I remember once reading a phrase in an article written by a man about a meeting in which he had listened to two speakers. It was a political, not a religious meeting, but what he said about those two speakers came to me as a conviction from the Holy Spirit. He said that, as he listened to the two men, he felt that this was the main difference between them: the first had spoken brilliantly as an advocate; the second had spoken as a witness. And I asked myself, which am I? Am I an advocate of these things or am I a witness? You can be an advocate of Christianity without being a Christian

You can be an advocate of these things without experiencing them. If you have intelligence, if you have been rightly trained, you can understand the Scriptures in a sense, and you can lay them out before others. You can present all the arguments, you can put the case for a kind of Christian philosophy.
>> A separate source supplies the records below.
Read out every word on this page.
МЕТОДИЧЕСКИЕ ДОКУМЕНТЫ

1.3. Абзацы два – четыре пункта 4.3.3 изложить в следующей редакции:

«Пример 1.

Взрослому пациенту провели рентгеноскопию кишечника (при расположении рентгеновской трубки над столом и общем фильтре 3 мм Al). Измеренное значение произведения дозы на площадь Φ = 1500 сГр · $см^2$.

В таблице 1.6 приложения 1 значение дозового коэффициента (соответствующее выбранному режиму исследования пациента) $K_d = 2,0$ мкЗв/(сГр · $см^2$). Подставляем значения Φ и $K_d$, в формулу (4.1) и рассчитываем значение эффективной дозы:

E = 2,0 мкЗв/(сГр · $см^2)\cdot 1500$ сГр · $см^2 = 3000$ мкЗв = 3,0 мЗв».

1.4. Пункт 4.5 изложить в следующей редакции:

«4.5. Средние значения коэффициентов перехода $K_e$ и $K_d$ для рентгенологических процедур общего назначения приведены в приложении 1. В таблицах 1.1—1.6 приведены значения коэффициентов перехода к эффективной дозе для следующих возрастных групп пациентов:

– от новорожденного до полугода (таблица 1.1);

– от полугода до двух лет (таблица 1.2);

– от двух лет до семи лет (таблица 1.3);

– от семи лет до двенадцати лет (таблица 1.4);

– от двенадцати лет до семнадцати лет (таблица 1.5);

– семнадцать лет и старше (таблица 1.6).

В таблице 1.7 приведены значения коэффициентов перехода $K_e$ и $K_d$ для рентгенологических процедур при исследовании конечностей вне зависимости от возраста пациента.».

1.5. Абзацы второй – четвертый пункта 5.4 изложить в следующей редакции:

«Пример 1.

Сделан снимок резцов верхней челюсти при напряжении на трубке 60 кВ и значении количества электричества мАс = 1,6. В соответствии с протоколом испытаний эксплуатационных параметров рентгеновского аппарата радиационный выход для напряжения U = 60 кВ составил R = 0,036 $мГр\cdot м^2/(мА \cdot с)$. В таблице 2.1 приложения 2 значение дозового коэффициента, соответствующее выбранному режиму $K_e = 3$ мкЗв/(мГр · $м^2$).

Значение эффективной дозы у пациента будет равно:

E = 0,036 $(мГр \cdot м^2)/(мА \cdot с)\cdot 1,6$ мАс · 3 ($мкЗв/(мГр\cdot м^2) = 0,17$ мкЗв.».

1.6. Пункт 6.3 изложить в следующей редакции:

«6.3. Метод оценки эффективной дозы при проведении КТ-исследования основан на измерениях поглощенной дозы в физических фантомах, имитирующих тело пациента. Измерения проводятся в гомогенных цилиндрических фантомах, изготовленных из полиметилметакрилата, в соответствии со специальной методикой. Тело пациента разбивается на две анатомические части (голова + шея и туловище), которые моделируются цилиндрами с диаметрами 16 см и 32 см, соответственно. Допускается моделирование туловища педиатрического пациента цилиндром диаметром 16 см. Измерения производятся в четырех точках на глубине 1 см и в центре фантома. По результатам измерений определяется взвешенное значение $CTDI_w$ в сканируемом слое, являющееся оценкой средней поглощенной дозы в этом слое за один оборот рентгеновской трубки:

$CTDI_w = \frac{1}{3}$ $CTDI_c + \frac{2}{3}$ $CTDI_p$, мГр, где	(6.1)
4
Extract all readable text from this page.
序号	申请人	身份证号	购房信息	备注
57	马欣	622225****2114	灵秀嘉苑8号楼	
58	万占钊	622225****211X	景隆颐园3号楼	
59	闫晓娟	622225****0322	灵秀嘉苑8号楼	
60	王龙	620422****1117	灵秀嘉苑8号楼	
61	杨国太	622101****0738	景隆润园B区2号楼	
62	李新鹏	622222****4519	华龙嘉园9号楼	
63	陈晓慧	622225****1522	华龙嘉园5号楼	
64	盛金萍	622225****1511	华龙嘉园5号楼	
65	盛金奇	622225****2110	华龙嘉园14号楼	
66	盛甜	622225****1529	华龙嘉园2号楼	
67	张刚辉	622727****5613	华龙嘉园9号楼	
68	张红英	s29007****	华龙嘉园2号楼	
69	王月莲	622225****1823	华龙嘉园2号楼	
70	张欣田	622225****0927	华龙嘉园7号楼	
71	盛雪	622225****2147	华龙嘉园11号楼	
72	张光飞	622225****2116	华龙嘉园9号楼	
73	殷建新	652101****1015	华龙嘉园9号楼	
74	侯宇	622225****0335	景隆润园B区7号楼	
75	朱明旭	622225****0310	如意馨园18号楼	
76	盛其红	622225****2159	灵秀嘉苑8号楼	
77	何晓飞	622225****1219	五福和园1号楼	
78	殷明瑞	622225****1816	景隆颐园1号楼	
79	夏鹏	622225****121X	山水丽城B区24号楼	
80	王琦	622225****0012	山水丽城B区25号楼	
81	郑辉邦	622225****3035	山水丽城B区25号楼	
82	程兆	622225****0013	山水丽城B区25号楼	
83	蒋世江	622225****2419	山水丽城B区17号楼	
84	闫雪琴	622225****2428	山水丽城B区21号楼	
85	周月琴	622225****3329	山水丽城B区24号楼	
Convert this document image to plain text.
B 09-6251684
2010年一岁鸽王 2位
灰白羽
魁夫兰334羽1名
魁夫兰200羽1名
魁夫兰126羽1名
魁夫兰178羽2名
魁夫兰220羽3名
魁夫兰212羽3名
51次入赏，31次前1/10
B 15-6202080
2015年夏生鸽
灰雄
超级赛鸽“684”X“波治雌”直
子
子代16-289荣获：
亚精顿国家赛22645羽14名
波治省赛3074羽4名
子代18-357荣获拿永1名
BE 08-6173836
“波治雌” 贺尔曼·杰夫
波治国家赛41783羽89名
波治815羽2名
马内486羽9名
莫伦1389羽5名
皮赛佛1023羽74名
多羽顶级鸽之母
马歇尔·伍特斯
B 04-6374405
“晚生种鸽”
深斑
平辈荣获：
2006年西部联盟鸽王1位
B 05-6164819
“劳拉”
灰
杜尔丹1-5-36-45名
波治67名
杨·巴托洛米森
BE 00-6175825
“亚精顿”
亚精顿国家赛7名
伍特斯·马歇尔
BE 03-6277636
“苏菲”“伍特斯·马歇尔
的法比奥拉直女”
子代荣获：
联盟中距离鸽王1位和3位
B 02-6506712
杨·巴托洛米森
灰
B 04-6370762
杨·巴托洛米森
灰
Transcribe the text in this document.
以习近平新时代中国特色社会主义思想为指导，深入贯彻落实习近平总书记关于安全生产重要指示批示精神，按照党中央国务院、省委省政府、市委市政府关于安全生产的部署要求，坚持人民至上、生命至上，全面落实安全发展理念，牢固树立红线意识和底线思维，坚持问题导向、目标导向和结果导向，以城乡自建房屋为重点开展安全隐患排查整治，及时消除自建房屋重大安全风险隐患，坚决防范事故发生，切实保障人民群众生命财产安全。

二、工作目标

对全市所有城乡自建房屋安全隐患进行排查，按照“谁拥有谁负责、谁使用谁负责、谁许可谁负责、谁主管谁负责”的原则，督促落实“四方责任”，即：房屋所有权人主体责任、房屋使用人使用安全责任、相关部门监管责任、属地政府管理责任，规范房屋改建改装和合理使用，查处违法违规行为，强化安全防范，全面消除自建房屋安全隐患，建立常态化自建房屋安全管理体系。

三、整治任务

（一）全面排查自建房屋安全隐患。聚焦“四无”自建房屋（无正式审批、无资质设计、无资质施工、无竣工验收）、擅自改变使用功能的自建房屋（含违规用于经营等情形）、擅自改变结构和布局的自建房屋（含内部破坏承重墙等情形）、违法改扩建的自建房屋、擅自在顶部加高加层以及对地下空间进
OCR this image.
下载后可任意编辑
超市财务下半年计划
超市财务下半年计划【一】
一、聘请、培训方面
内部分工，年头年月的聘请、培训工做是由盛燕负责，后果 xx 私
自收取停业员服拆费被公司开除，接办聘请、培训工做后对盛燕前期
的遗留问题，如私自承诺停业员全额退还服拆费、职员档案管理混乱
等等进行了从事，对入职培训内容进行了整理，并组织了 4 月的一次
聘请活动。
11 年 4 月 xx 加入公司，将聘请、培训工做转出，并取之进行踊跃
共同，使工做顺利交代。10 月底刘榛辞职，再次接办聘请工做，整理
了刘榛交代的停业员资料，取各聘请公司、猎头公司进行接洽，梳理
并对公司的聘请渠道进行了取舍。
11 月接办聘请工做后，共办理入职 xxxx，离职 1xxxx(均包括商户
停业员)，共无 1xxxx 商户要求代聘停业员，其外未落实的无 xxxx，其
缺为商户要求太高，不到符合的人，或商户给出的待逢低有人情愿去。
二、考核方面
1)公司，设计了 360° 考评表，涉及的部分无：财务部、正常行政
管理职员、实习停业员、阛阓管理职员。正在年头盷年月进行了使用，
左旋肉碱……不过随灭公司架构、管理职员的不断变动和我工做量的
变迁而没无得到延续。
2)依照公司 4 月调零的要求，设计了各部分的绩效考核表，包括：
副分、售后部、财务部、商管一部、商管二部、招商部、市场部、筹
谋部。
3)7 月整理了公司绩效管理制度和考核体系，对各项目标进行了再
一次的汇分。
And it may sound wonderful. But you may be standing outside the true experience of it the whole time. You may be talking about something which you do not really know, about Someone you have never met. You are an advocate, perhaps even a brilliant advocate. But note what the Lord said to the apostles: ‘Ye shall be my witnesses.’

Let us go on and seek knowledge and equip ourselves as perfectly as possible. But, in the name of God, let us not stop at that. Let us realize that even that, without the authority and the power of the Spirit, is of no value at all. ‘Though I speak with the tongues of men and of angels, and have not love (a product of the work of the Spirit), I am become as sounding brass, or a tinkling cymbal’

Let us remind ourselves that the God who in the past has come suddenly and unexpectedly upon the dying Church and has raised her to a new period of life and victory can do the same still, that His arm is not shortened, nor His power in any sense diminished. Let us wait upon Him, let us plead with Him, let us learn to agonize in prayer and let our one prayer be:

Revive Thy work, O Lord,
Thy mighty arm make bare;
Speak with the voice that wakes the dead.
And make Thy people hear.

‘O Lord, I have heard thy speech, and was afraid: O Lord, revive thy work in the midst of the years, in the midst of the years make known; in wrath remember mercy’ (Habakkuk iii. 2).